During “Unveiling a Black Hole at the Center of the Milky Way,” the audience will be treated to Ghez’s firsthand account of this fascinating discovery. “I’ll talk about how we learned it was there, what we know about it and what we can learn by analogy about other galaxies,” the space scientist said.

The winner of several awards and honors — including the Newton Lacy Pierce Prize of the American Astronomical Society and the Maria Goeppert-Mayer Award of the American Physical Society — Ghez initially had no idea what she wanted to do as an undergraduate at MIT.

“I was good at science and enjoyed it, but I probably changed my major as often as I changed my socks during my second year in school,” she said. It was her research experience with astrophysicist Hale Bradt that exposed her to telescopes, and Ghez loved it. “You get to go to the mountain and stay up all night in all sorts of neat parts of the world,” she said. “I was really sold after that experience.”

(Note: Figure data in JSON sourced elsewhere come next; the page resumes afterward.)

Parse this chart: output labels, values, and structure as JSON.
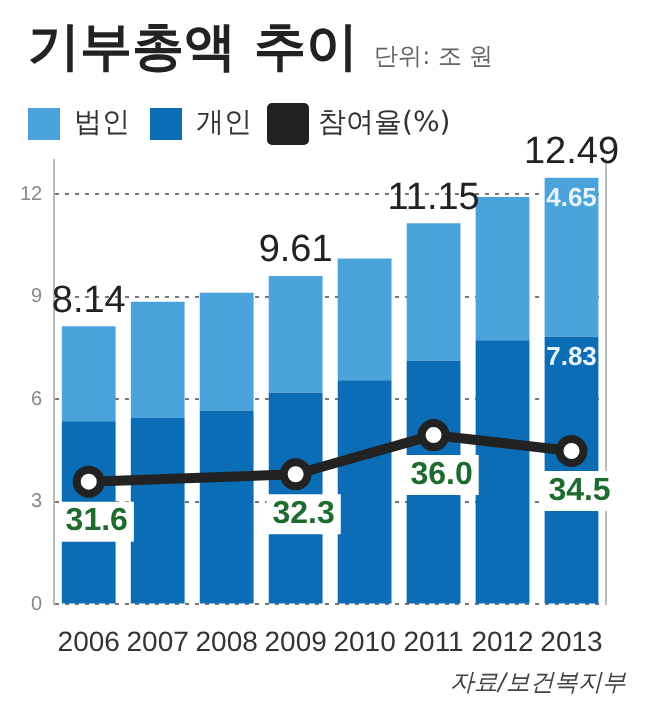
{
  "chart_data": {
    "type": "bar",
    "title": "기부총액 추이",
    "subtitle": "단위: 조 원",
    "categories": [
      "2006",
      "2007",
      "2008",
      "2009",
      "2010",
      "2011",
      "2012",
      "2013"
    ],
    "stacked": true,
    "ylim": [
      0,
      13
    ],
    "yticks": [
      0,
      3,
      6,
      9,
      12
    ],
    "y2lim": [
      20,
      62
    ],
    "grid": "y",
    "legend": "top left",
    "marker": "circle",
    "series": [
      {
        "name": "개인",
        "color": "#0a6db5",
        "values": [
          5.36,
          5.45,
          5.67,
          6.19,
          6.56,
          7.13,
          7.73,
          7.83
        ],
        "value_labels": [
          null,
          null,
          null,
          null,
          null,
          null,
          null,
          "7.83"
        ]
      },
      {
        "name": "법인",
        "color": "#4ba3dc",
        "values": [
          2.78,
          3.4,
          3.45,
          3.42,
          3.56,
          4.02,
          4.19,
          4.65
        ],
        "value_labels": [
          null,
          null,
          null,
          null,
          null,
          null,
          null,
          "4.65"
        ]
      },
      {
        "name": "참여율(%)",
        "type": "line",
        "axis": "y2",
        "color": "#222222",
        "values": [
          31.6,
          null,
          null,
          32.3,
          null,
          36.0,
          null,
          34.5
        ],
        "value_labels": [
          "31.6",
          null,
          null,
          "32.3",
          null,
          "36.0",
          null,
          "34.5"
        ]
      }
    ],
    "totals": [
      "8.14",
      null,
      null,
      "9.61",
      null,
      "11.15",
      null,
      "12.49"
    ],
    "annotations": [
      "자료/보건복지부"
    ]
  }
}
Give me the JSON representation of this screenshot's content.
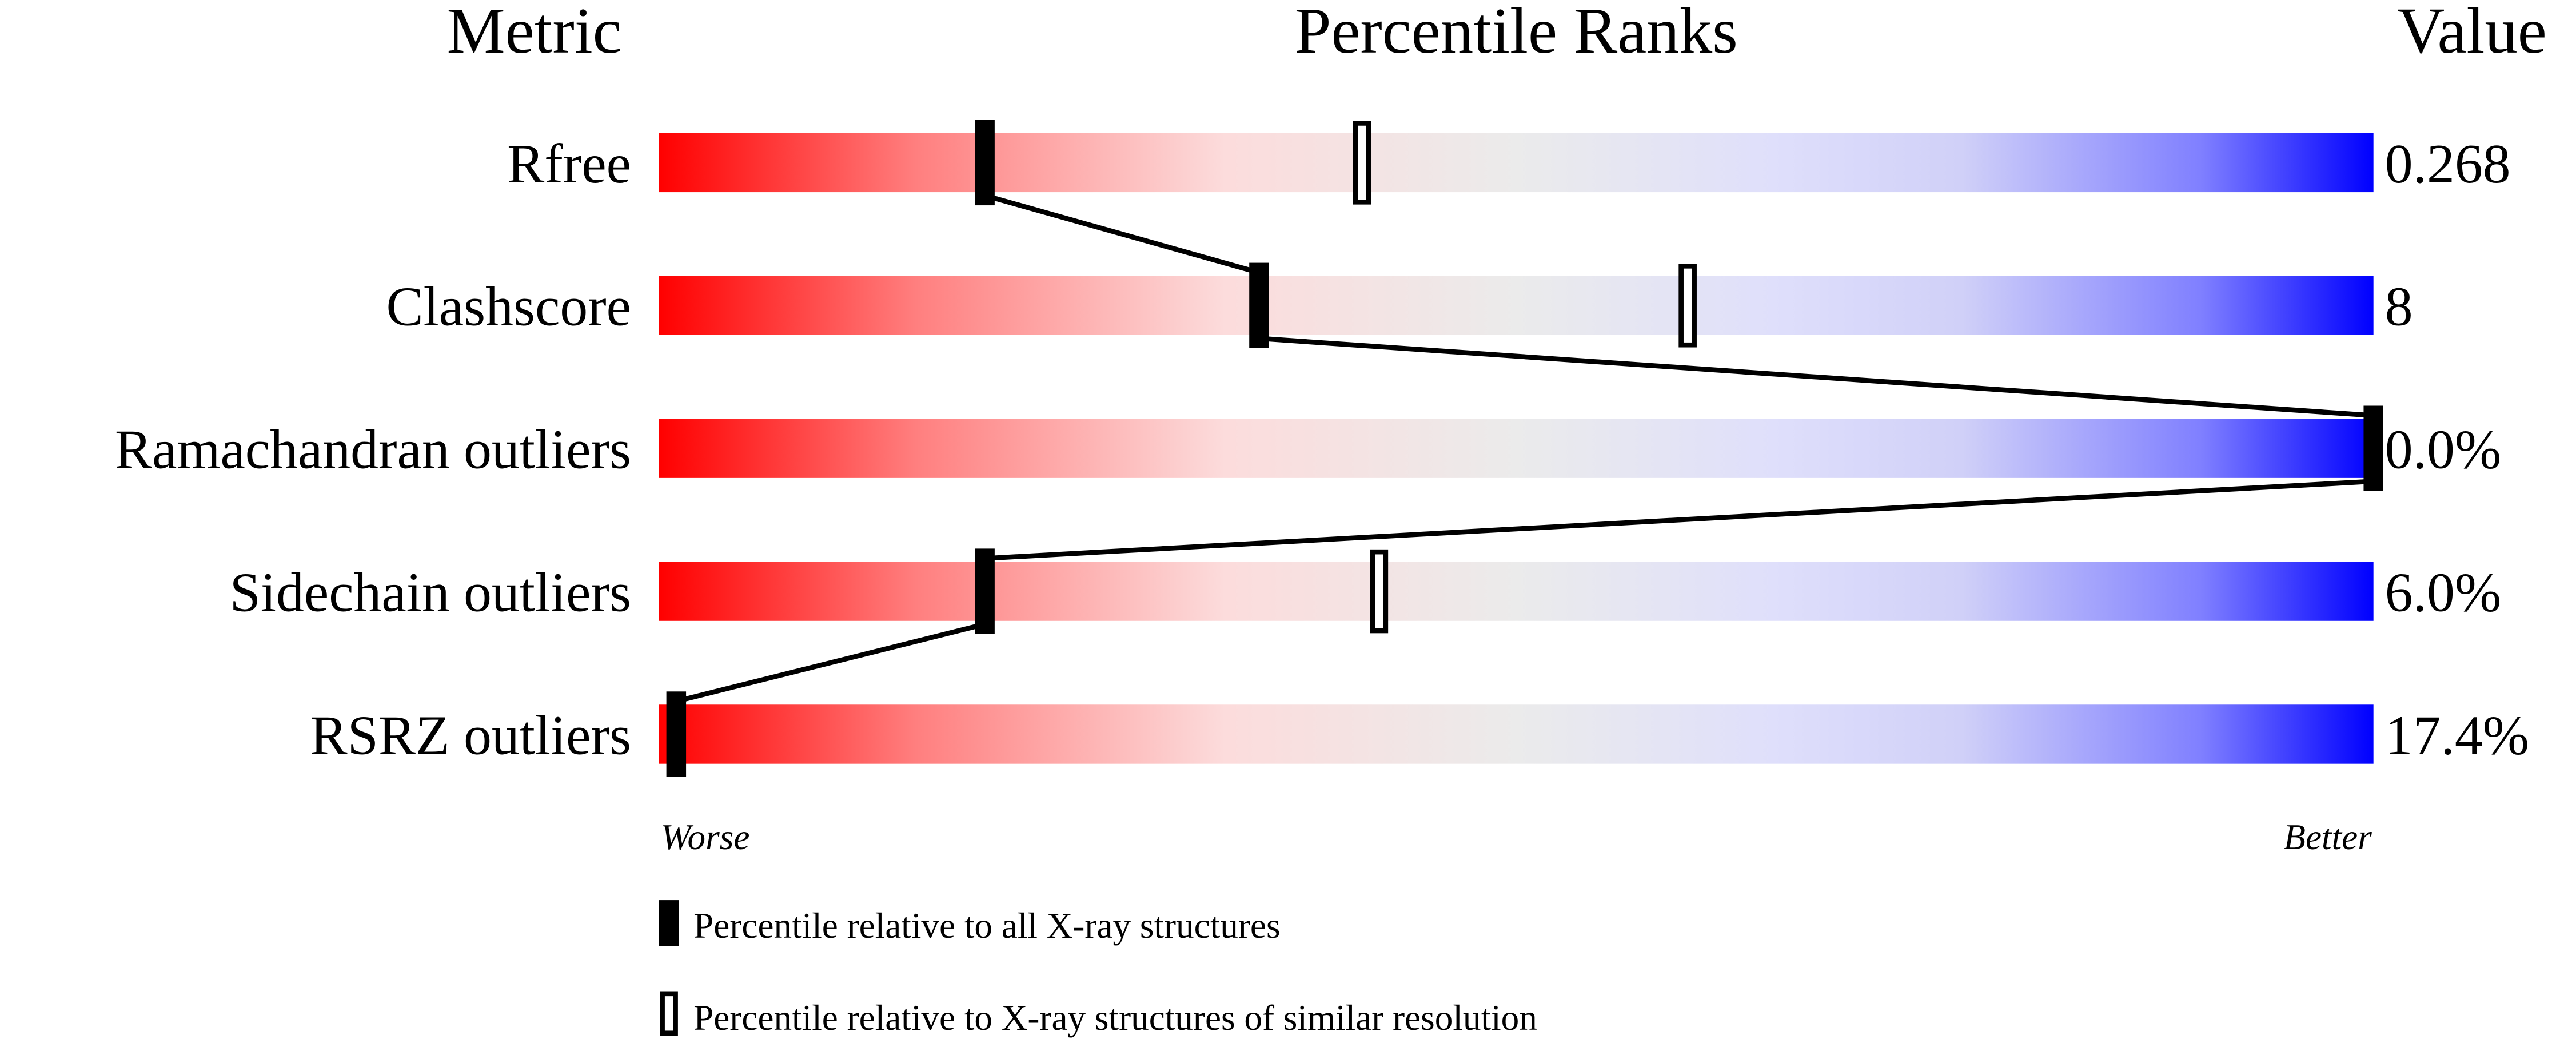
{
  "chart_data": {
    "type": "percentile-slider",
    "headers": {
      "metric": "Metric",
      "ranks": "Percentile Ranks",
      "value": "Value"
    },
    "xlim": [
      0,
      100
    ],
    "metrics": [
      {
        "name": "Rfree",
        "value": "0.268",
        "percentile_all": 19,
        "percentile_similar": 41
      },
      {
        "name": "Clashscore",
        "value": "8",
        "percentile_all": 35,
        "percentile_similar": 60
      },
      {
        "name": "Ramachandran outliers",
        "value": "0.0%",
        "percentile_all": 100,
        "percentile_similar": null
      },
      {
        "name": "Sidechain outliers",
        "value": "6.0%",
        "percentile_all": 19,
        "percentile_similar": 42
      },
      {
        "name": "RSRZ outliers",
        "value": "17.4%",
        "percentile_all": 1,
        "percentile_similar": null
      }
    ],
    "axis": {
      "worse": "Worse",
      "better": "Better"
    },
    "legend": {
      "all": "Percentile relative to all X-ray structures",
      "similar": "Percentile relative to X-ray structures of similar resolution"
    },
    "colors": {
      "worse": "#ff0000",
      "middle": "#ebebeb",
      "better": "#0000ff",
      "marker": "#000000"
    }
  }
}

Ghez received a B.S. from MIT in 1987 and a Ph.D. from Caltech in 1992, both in physics. A Hubble postdoctoral fellowship then took her to the University of Arizona. She came to UCLA in 1994 — “the place to be for infrared astronomy” — to gain access to the Keck I telescope atop the dormant Mauna Kea volcano in Hawaii. It was by using Keck, co-owned by UC and Caltech, that Ghez was able to make her extraordinary discovery of the black hole.

Besides conducting research, teaching classes and serving as an adviser to undergraduates, graduate students and postdocs, Ghez finds time to spend with her husband, Tom Latourrette, and their 2-year-old son, Evan. “Having a child really forces you to focus your efforts, so you get very efficient with your time,” she said, laughing. But it hasn’t caused her to slow down at all.

“Keck is 10 years old now, so we’re thinking about building the next generation of telescopes,” Ghez said. “It’s easy to make discoveries if you have the greatest instrument possible. Telescopes usually take around 15 years to go from conception to fruition, so it’s about time.”

The 95th Faculty Research Lecture, which is open to all and is part of a tradition that honors outstanding scholars and researchers at UCLA, will take place Oct. 30 from 3 p.m.-4:30 p.m. in Schoenberg Hall.